Les structures sous-corticales, notamment le noyau caudé bilatéral, le diencéphale ventral, le thalamus, l'hippocampe, le putamen gauche et le tronc cérébral, ont vu leur volume diminuer de manière significative au cours de la gestation. La segmentation MTL a révélé une diminution des volumes du cortex parahippocampique (PHC) et des CA1, CA2 et CA3 de l'hippocampe. Cependant, le corps de l'hippocampe et le gyrus parahippocampique sont restés en grande partie inchangés.
Les altérations neuroanatomiques du cerveau étaient significativement corrélées aux taux sériques d'hormones sexuelles. Les taux sériques d'œstradiol et de progestérone ont augmenté considérablement tout au long de la grossesse et ont diminué brusquement après la naissance. Les taux d'œstradiol étaient de 3,4 pg/mL avant la conception, ont augmenté à 12 400 pg/mL trois semaines avant la naissance et ont diminué à 11,5 pg/mL trois mois plus tard. Les taux de progestérone correspondants étaient respectivement de 0,8 ng/mL, 103 ng/mL et 0,04 ng/mL.
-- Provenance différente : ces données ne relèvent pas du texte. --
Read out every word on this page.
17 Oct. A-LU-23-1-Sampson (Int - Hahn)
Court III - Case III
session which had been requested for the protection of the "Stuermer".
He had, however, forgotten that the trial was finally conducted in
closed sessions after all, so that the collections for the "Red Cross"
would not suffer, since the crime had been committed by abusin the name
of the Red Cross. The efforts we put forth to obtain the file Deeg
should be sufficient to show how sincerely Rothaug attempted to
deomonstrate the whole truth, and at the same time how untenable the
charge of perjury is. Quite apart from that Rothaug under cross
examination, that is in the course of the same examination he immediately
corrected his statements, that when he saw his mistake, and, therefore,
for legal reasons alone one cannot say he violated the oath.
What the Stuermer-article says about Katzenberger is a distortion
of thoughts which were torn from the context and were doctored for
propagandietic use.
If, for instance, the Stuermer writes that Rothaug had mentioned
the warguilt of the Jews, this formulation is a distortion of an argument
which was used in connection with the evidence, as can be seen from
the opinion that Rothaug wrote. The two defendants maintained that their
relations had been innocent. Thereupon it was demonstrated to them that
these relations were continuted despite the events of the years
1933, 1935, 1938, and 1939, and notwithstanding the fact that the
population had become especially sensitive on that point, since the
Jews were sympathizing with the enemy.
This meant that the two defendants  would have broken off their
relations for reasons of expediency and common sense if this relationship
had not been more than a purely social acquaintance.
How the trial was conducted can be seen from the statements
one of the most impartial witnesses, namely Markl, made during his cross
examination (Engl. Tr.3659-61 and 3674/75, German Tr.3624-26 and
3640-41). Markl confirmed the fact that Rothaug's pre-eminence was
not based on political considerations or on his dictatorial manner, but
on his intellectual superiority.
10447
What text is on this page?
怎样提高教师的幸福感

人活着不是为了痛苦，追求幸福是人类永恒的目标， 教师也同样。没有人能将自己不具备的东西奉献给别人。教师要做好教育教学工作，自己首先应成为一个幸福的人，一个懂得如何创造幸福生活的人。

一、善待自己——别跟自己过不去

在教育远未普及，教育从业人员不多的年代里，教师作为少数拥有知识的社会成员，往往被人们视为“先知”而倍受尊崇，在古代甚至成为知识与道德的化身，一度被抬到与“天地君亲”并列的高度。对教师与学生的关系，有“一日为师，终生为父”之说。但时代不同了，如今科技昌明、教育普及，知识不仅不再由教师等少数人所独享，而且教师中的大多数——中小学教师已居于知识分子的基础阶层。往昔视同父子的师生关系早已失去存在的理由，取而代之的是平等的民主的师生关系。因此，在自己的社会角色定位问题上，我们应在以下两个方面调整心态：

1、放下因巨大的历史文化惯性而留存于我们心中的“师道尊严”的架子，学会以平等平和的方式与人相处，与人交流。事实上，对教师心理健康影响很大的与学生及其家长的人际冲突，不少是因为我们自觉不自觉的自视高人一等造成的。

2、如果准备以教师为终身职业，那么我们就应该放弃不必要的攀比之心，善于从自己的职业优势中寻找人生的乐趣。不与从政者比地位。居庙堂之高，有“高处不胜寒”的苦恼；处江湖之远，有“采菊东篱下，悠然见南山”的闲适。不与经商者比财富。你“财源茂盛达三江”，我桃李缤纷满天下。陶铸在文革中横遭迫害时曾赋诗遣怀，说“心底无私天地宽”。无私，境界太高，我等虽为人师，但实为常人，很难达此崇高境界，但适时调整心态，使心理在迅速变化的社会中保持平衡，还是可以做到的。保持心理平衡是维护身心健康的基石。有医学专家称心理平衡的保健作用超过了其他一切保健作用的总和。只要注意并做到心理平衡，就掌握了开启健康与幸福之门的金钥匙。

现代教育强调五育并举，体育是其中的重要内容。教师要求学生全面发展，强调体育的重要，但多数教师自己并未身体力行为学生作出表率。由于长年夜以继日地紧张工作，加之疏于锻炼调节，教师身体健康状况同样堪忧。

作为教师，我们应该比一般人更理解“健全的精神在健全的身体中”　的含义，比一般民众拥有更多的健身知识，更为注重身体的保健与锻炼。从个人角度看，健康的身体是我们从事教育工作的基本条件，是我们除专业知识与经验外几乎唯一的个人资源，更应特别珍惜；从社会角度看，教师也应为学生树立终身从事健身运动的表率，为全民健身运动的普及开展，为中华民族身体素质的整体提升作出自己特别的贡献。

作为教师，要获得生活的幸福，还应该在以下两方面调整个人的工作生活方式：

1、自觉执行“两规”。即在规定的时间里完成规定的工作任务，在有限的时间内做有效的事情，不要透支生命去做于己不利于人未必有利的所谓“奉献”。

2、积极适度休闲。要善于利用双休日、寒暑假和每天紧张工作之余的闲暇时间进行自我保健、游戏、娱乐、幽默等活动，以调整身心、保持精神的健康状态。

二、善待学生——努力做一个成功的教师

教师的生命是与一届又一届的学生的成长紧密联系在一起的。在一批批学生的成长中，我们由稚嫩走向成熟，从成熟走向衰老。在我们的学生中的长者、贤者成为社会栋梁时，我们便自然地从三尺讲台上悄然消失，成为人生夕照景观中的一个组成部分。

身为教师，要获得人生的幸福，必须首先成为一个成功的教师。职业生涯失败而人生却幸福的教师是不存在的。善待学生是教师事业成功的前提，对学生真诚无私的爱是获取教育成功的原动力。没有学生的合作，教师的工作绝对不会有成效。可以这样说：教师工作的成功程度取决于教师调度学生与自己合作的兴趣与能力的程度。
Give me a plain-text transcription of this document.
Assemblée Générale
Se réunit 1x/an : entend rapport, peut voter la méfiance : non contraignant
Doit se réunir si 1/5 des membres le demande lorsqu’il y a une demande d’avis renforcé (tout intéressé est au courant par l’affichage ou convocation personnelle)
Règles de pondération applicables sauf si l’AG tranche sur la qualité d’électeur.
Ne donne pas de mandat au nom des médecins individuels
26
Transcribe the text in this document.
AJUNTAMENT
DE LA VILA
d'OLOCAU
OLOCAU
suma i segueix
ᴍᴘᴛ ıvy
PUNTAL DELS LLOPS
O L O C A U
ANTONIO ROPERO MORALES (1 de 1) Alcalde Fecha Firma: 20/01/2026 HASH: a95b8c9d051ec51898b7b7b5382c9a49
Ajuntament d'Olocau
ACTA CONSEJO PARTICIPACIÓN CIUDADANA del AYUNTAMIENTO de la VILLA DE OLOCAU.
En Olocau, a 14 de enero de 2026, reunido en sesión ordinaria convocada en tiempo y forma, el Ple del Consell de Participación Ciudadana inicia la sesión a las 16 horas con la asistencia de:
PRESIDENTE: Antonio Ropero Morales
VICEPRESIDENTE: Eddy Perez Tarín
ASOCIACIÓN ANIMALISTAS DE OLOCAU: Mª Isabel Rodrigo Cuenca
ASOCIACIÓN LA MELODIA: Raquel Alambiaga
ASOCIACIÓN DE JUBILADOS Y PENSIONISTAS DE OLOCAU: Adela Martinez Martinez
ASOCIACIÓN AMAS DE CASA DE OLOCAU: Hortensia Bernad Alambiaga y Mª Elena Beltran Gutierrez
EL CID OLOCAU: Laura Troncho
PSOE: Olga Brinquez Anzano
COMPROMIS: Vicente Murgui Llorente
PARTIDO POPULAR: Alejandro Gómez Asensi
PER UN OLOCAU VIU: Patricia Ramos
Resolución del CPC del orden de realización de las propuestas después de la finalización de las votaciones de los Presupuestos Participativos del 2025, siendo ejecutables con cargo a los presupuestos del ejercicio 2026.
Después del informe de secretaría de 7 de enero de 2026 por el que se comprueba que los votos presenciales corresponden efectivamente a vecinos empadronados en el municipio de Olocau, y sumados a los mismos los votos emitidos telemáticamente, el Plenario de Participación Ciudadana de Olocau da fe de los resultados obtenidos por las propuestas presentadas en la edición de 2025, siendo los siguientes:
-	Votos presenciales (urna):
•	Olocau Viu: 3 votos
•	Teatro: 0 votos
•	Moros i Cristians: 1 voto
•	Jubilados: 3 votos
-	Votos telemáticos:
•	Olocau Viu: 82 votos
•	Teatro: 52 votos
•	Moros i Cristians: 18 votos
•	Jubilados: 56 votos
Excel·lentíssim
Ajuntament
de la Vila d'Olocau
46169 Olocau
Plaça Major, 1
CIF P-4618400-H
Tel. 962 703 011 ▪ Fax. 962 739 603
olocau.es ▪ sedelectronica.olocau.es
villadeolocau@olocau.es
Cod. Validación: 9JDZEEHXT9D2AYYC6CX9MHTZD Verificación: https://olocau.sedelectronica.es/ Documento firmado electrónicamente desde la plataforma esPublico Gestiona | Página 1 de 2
Les modifications neuroanatomiques liées à la grossesse dépassent considérablement la variabilité cérébrale quotidienne et l'erreur de mesure typiques. Les valeurs moyennes du VGM cortical étaient presque trois fois plus élevées que chez les témoins. Le VGM moyen pendant la gestation était six fois (cortex) et trois fois (MT) plus élevé par rapport aux variables de base. L'augmentation du volume du LCR pendant la grossesse peut résulter d'une rétention d'eau accrue et d'une compression du tissu cortical. Les altérations post-partum et les différences régionales dans le CT, le VGM et l'AQ indiquent des changements cellulaires liés à la densité synaptique, au nombre de cellules gliales et à la myélinisation.
Conclusions
L'étude a montré que la grossesse provoque des altérations de la GMV, un amincissement cortical et une amélioration de l'intégrité microstructurelle de la substance blanche. Ces altérations correspondent aux niveaux d'hormones œstrogènes sériques. Certaines altérations, telles que la diminution de la GMV et de la CT, persistent après l'accouchement, mais d'autres, comme l'intégrité de la substance blanche, semblent temporaires. L'ensemble de données offre une cartographie complète du cerveau pendant la gestation, offrant une ressource en libre accès aux neuroscientifiques pour des recherches plus approfondies.
Les résultats de l’étude pourraient nous aider à mieux comprendre les variations individuelles dans le comportement parental, la sensibilité aux maladies mentales et les schémas de vieillissement cérébral. De futures études sur des populations enrichies sur le plan démographique pourraient améliorer l’universalité des résultats. D’autres recherches pourraient explorer les variables qui provoquent des altérations cérébrales pendant la grossesse et étudier les déterminants sociaux et environnementaux de la santé maternelle.